House, Car, Possessions, People

The main thing I felt when my relationship ended was relief.  Also, freedom.  Also, peace.


About 4 days after my emancipation…that smile came from the bottom of my heart

I still had no paying job and now ten years of my life seemed to have gone down the drain, but I was happier and more peaceful than I had ever been.  I finally came to know for myself the peace that passes all understanding because God had shown me how much He loved me.  As low as my self-esteem had sunken, I wasn’t a self-hater.  But God loves me so much that He rescued me out of a situation from which I was unable (and unwilling) to rescue myself.  That’s how much He loves me.  That knowledge gave me immeasurable peace because it told me that He hadn’t been ignoring me after all and that He has my back.
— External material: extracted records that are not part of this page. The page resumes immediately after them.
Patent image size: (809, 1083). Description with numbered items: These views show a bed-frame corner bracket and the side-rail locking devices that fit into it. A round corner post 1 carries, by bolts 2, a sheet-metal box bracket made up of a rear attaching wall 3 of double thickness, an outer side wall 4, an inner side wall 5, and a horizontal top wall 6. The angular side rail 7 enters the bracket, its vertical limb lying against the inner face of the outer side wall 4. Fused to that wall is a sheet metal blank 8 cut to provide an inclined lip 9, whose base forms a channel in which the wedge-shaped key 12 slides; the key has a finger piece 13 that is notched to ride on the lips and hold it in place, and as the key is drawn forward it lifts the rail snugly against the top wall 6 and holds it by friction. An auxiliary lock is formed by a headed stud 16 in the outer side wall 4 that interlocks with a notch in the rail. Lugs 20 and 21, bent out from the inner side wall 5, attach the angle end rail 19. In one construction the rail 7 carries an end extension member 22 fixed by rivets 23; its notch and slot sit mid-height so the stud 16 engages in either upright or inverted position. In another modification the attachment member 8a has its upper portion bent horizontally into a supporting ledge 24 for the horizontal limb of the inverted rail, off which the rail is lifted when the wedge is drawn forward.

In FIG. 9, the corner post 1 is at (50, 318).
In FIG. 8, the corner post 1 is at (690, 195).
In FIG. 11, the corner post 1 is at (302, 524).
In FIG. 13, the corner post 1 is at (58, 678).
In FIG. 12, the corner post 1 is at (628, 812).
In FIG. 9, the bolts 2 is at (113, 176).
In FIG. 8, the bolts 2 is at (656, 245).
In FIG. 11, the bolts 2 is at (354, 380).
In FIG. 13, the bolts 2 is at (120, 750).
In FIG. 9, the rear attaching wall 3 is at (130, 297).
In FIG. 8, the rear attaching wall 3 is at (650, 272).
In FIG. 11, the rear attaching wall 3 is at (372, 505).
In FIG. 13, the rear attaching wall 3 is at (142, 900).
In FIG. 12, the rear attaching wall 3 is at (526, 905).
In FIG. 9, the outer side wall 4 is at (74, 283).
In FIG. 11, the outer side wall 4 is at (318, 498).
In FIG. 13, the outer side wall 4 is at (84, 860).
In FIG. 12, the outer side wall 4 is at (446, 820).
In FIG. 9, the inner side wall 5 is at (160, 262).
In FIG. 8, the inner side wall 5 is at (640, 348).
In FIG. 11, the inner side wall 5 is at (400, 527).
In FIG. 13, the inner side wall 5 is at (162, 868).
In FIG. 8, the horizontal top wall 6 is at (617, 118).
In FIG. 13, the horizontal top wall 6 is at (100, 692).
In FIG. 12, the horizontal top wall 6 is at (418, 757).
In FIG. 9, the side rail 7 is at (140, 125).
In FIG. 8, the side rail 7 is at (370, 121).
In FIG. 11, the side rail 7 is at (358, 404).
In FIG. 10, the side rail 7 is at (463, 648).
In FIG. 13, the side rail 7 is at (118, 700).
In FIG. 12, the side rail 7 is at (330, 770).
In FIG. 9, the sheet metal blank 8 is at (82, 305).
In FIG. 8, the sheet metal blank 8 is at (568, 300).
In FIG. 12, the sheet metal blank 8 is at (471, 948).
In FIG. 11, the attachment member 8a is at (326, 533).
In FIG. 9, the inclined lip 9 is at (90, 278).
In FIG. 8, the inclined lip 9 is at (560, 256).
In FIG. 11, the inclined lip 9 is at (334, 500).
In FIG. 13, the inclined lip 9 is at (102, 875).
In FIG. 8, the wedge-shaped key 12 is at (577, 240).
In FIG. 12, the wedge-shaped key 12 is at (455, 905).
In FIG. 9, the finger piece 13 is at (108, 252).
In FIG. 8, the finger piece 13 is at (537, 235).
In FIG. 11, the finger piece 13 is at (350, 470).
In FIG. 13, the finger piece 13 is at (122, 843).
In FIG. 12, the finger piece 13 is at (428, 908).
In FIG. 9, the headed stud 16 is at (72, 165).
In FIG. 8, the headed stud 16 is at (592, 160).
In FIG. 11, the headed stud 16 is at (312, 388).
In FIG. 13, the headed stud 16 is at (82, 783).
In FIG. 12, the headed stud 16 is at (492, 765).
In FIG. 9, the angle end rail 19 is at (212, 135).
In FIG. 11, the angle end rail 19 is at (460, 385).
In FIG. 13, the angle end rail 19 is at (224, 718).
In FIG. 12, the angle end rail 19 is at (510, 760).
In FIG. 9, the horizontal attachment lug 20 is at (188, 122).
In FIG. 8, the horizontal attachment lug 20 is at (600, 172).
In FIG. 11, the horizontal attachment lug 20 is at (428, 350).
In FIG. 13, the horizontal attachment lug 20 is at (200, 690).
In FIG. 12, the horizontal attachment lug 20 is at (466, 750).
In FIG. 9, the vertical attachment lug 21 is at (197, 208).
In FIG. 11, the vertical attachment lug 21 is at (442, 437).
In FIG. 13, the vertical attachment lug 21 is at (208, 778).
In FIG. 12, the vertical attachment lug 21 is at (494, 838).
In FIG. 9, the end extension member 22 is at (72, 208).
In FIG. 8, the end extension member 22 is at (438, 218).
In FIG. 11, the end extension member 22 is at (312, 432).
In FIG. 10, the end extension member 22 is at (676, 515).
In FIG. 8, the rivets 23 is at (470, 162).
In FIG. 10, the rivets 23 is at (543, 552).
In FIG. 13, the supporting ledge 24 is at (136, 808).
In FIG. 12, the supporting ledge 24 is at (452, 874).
Through those first few days, Spiritual Mentor #2, my anam cara and my sister were my emotional rocks.  They counselled me and shored me up, even though I was on a weird shock high.  I honestly hadn’t seen the end coming and I was in shock.  But I was so relieved to be free that I was also feeling a little high.

Still, my mind shifted to practical matters within hours of that final break.  One big consideration was that the house needed to be sold – our names were jointly on the title and we needed to set about severing that very big tie without delay.

On the last day of 2014, two days after we landed back in Jamaica, I had my real estate agent list the house.  My intention was to continue living there until it sold and that was his intention, as well.  But within two days, I reversed my decision.  Again, I won’t get into too much detail, but the night I went to bed with my bedroom door locked and my taser in my hand was the night I decided that I didn’t want a War of the Roses situation for myself and knew that it was time to go.  That very night, I messaged my dad to let him know that I would be moving out that weekend and asked him to ask my mom (she hadn’t yet discovered smartphones…or technology, for that matter) to come stay with me for the next day and night – to be a trusted buffer between me and my ex-partner and to help me pack up all my stuff to move.

I’ll skip over the dramatic details of the next two days but come the first Saturday of 2015, I said sayonara to my home of just under seven years, for which I was still paying – and, again for reasons I won’t talk about here, would continue to pay until the sale was wrapped up ten months later – and moved into my mom’s guest room.  I put my furniture and most of my belongings into storage at the home of my mom’s friend and I hunkered down to figure out my life.

That first day as the moving truck drove away from my parents’ house, I struggled.  I love my parents, I knew they were happy to have me, and am comforted to know that I can always return to their home whenever I want.  But I was also embarrassed and a little depressed that this was what I had come to.  Who moves into their mom’s house at almost thirty-nine years old?

Unfortunately, getting my car from my ex-partner’s possession involved some drama that I’ll skip over.  But the car had to go.  After all, I was unemployed and had no use for a luxury car for which I was still paying from savings that I needed to tide me over until I started earning again.  I had to be practical so once I managed to get the car back, I sent it directly off to a lot to be sold.

For the next twelve months or so, I lived in my mom’s guest room, my sister’s guest room, and my anam cara’s guest room.  I drove my mom’s car, my sister’s car and my anam cara’s car.  And I almost totally withdrew from any type of social life.  Seeing as I’m an introvert anyway, withdrawing didn’t require much sacrifice or effort on my part but I just didn’t want to be around most people.  There was one set of people that I was embarrassed to be around, because I confess that I was still very prideful at the time.  Those were mostly the people I used to work with – the people who I knew would look down on me for having lost the status that came from the life I used to live and the things I used to own.  Those were the people I knew were judging and pitying me for my losses.  Then there were the people who I finally realised meant me no good and only wanted the get the dirt on my failed life.  I withdrew from them all, save a very few who showed themselves to genuinely care about me.  By the time 2015 was over, I had five true friends (including my sister) in my inner circle and three in my outer circle.  That was it.  I didn’t even need both hands to count my friends.

Also by the time 2015 drew to a close I had sorted through my possessions that were in storage and given away the lion’s share of it, keeping only those things that held sentimental value, like my grandmother’s china.  I gave away clothes, shoes, handbags and household items like nobody’s business.  Within another few months after that, I also gave away every single piece of my top quality furniture, some of which were almost brand new.  At the end of it all, I was stripped bare of everything that the world had told me I should amass in order to be successful.


These few suitcases, boxes and bins contain the sum total of my current worldly belongings

On the surface it looked like my life had crashed and burned in a spectacular tower of flames, but below the surface I knew that everything was actually God’s doing.  Remember all that crying out that I had been doing during the previous years?  All that anguish that I didn’t know how to get rid of?  All the tears I thought He had ignored?  He heard every prayer and He answered every one, but not in any way that I expected.  I expected Him to wave His magic wand and make everything good again but instead it was like He said, “Everything must go!” and proceeded to strip me down to nothing so we could start afresh.

Well, I was stripped bare.  So now what?